Originally Posted By: Max_Wander
Sure, while at it I can park my car on a soundstage before and after the oil change and pay the audio engineer $200/hr to do a 3D spectrum analysis on the resultant waveforms taken from various angles by expensive microphones...
I was thinking of something with a little precision. Like an electrical engineer taking readings through transducers bolted to various points on the engine block where they can't be affected by ambient sound.
Originally Posted By: Max_Wander
but apparently that's not nessecary given that people are noticing the sounds due to the existence of the different sounds themselves. Some people are quite perceptive and know their cars as demarpaint said, enough not to confuse it with a compressor cycing or injectors ticking.
I'm not assuming anyone here would be so naive as to confuse injectors ticking or a compressor cycling with engine noise. I'm saying that the human ear is at best uncalibrated and incapable of making a quantitative measurement, even when the noise is perfectly identifiable.

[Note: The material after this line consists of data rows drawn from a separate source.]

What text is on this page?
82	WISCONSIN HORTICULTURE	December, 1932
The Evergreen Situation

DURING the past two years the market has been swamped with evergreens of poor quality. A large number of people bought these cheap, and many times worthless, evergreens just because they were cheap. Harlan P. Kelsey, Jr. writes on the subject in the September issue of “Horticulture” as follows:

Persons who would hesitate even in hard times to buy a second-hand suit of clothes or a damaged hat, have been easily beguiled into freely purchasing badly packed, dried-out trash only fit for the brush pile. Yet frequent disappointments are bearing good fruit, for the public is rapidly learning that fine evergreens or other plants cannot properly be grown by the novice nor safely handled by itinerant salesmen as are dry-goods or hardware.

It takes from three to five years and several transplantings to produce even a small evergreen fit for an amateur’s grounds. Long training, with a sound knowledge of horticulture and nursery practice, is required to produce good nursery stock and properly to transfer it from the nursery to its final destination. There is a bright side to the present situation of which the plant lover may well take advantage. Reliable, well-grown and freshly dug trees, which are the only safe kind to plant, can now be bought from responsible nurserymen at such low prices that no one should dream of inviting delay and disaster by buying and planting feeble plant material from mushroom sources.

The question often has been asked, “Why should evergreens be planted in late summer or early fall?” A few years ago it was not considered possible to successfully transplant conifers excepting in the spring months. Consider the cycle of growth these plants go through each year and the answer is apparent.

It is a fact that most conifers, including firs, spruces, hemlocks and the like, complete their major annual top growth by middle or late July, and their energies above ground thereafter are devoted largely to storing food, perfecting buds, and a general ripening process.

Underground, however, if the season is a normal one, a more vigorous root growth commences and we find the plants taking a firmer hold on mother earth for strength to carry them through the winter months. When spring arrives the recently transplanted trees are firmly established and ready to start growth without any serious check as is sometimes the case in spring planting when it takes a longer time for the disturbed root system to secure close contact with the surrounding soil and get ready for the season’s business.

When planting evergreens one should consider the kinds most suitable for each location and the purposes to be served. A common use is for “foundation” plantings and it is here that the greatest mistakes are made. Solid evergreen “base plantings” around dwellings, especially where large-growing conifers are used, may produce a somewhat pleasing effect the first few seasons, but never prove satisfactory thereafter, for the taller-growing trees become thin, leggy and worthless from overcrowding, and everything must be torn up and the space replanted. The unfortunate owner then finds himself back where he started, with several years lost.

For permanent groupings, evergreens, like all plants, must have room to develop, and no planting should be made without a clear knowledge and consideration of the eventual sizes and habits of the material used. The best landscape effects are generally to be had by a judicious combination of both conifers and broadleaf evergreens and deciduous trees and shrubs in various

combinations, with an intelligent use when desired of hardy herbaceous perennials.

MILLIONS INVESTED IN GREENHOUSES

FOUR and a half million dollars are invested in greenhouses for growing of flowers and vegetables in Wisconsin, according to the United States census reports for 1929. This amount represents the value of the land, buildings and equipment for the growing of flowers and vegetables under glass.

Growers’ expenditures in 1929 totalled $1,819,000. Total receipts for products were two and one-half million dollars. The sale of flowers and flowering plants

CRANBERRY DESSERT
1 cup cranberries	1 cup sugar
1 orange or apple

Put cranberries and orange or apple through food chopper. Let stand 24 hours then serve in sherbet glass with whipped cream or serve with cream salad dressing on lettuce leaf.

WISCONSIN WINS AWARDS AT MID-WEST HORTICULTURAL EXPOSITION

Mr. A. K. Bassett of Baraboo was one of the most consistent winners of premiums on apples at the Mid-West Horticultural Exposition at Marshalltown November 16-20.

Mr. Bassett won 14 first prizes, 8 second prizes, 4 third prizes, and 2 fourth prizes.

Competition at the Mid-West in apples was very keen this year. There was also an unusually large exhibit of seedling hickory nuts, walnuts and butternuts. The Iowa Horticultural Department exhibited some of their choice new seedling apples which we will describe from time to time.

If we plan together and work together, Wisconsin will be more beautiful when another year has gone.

I say this as an engineer who has worked in acoustics for 22 years. An engine produces a *symphony* of sounds all the time, and the relative intensities of the various sound components change radically with temperature, engine load, atmospheric conditions, and yes, even oil. Occasionally one sound will rise to preceptibility above the other sounds, that doesn't mean that the sound "didn't exist" before, it just means it was buried under other sounds. For example- EVERY engine has detectable (to instruments) piston slap, all the time every time its running. But we only notice it when it dominates over other sounds. such as a cold engine with short piston skirts. Every engine has wrist-pin noise... all the time. Every engine has valvetrain noise.... all the time. You can even hear some component of the actual combustion process, but you can't identify it except when it becomes detonation. Only under certain conditions does a sound stand out as being different, and its REALLY hard to correlate the change with the cause. To reduce an effect down to whether or not the oil caused it, you really need to be able to prove that the noise is there CONSISTENTLY with one oil versus the other. Sometimes you can do that, I don't disagree. But it really doesn't prove anything about wear anyway.